Honk If You Love Jerry

  • Guys love cars. Put a teen or a senior behind the wheel, set him loose on a dirt road or a freeway at 3 in the morning and he is a free man, a king in his mobile castle, a top-gunner, a strong, tireless, cunning and faithful lover.

    Jerry Bruckheimer loves guys who love cars. He produces movies for them, four-on-the-floor vehicles like Days of Thunder (Tom Cruise in a stock car, making two hours of left turns) and The Rock (Nicolas Cage revving a yellow Ferrari). Beverly Hills Cop, Bad Boys, even Top Gun and Con Air (planes are just cars on a highway of clouds) and Armageddon (grease monkeys in outer space), all celebrate speed, combat and heavy machinery--three things that make every ride a macho adventure. A Bruckheimer movie without a car chase would be like a Woody Allen movie without whining.

    So Bruckheimer's new one, the loud, fast and terminally conflicted Gone in 60 Seconds, must be his Annie Hall--the apotheosis of his obsessions. It's a love story about a man and his car. Actually, a man and other people's cars, for Randall ("Memphis") Raines (Cage) is a car thief, a legend among the felon class of Long Beach, Calif. Six years ago, Memphis gave up stealing cars so his young brother Kip (Giovanni Ribisi) would have a better role model. But Kip went into boosting cars anyway, and now he's in trouble. Your standard movie wacko (Christopher Eccleston) will kill the kid if Memphis doesn't come out of retirement and steal 50 cars in three days.

    In this film we learn that it takes 8,000 lbs. of pressure to crush a car but only one credited screenwriter (Scott Rosenberg) to pound out such a lame script. In the Bruckheimer tradition, Memphis assembles a team to carry off the job: a father figure (Robert Duvall), the token black (Chi McBride) and a mute (Brit footballer Vinnie Jones) with a gift for setting cars on fire. Angelina Jolie is here as the nominal girl-jock love interest, but Memphis' true love is a Ford Mustang Shelby GT 500. As he says of his early career, "I didn't do it for the money. I did it for the cars."
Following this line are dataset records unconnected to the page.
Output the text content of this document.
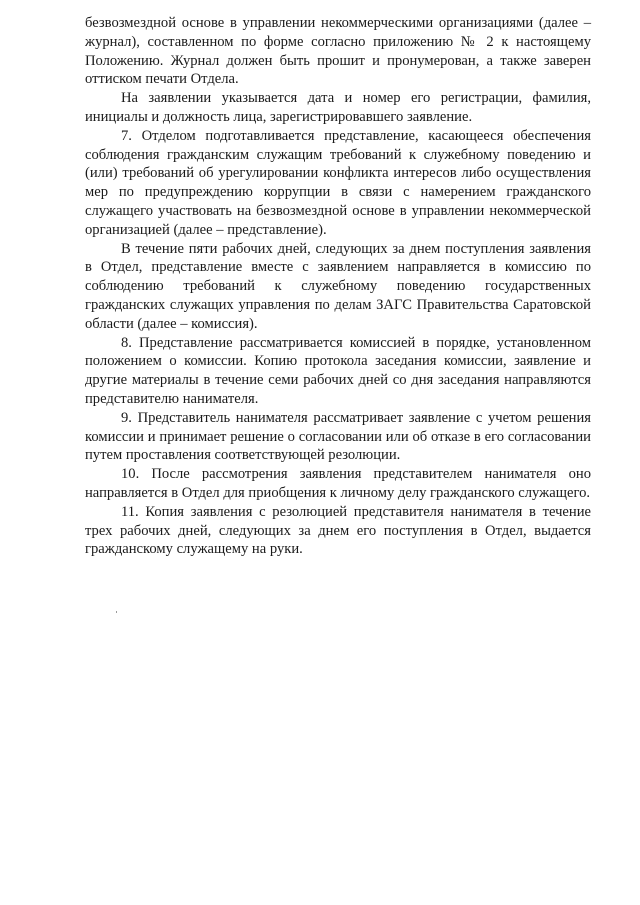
безвозмездной основе в управлении некоммерческими организациями (далее – журнал), составленном по форме согласно приложению № 2 к настоящему Положению. Журнал должен быть прошит и пронумерован, а также заверен оттиском печати Отдела.

На заявлении указывается дата и номер его регистрации, фамилия, инициалы и должность лица, зарегистрировавшего заявление.

7. Отделом подготавливается представление, касающееся обеспечения соблюдения гражданским служащим требований к служебному поведению и (или) требований об урегулировании конфликта интересов либо осуществления мер по предупреждению коррупции в связи с намерением гражданского служащего участвовать на безвозмездной основе в управлении некоммерческой организацией (далее – представление).

В течение пяти рабочих дней, следующих за днем поступления заявления в Отдел, представление вместе с заявлением направляется в комиссию по соблюдению требований к служебному поведению государственных гражданских служащих управления по делам ЗАГС Правительства Саратовской области (далее – комиссия).

8. Представление рассматривается комиссией в порядке, установленном положением о комиссии. Копию протокола заседания комиссии, заявление и другие материалы в течение семи рабочих дней со дня заседания направляются представителю нанимателя.

9. Представитель нанимателя рассматривает заявление с учетом решения комиссии и принимает решение о согласовании или об отказе в его согласовании путем проставления соответствующей резолюции.

10. После рассмотрения заявления представителем нанимателя оно направляется в Отдел для приобщения к личному делу гражданского служащего.

11. Копия заявления с резолюцией представителя нанимателя в течение трех рабочих дней, следующих за днем его поступления в Отдел, выдается гражданскому служащему на руки.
    Dominic Sera, like many Bruckheimer directors a graduate of TV spots, gives the dialogue scenes a kinetic pizazz. But they didn't make this movie for the characters; they did it for the cars--for a Knievel-like stunt that sends the Shelby over a dozen or so autos on a bridge, and for the joy of showing young people stealing cars, then driving them recklessly around a crowded city. Why don't these kids do something less dangerous, like heroin? At least then they'd kill only themselves.

    The press notes for Gone in 60 Seconds feature some cute bits of data: the first car owned by each prominent member of the cast and crew ("Cage's first purchase was a yellow Triumph Spitfire he bought for $2,000"). These folks treasure their cars and might not think highly of a fellow who stole them. Yet the film has few quibbles about the ethics of boosting. Hey, guys in the film (and guys who made it): maybe a wage slave left his PC in the trunk of that Toyota you stole; maybe a child's first drawing is in the glove compartment of that HumVee pickup. For people who love their cars to make a movie that lionizes a person who steals them is a textbook case of sociopathic schizophrenia. We almost hope that when they leave work this evening, their Lamborghinis are gone.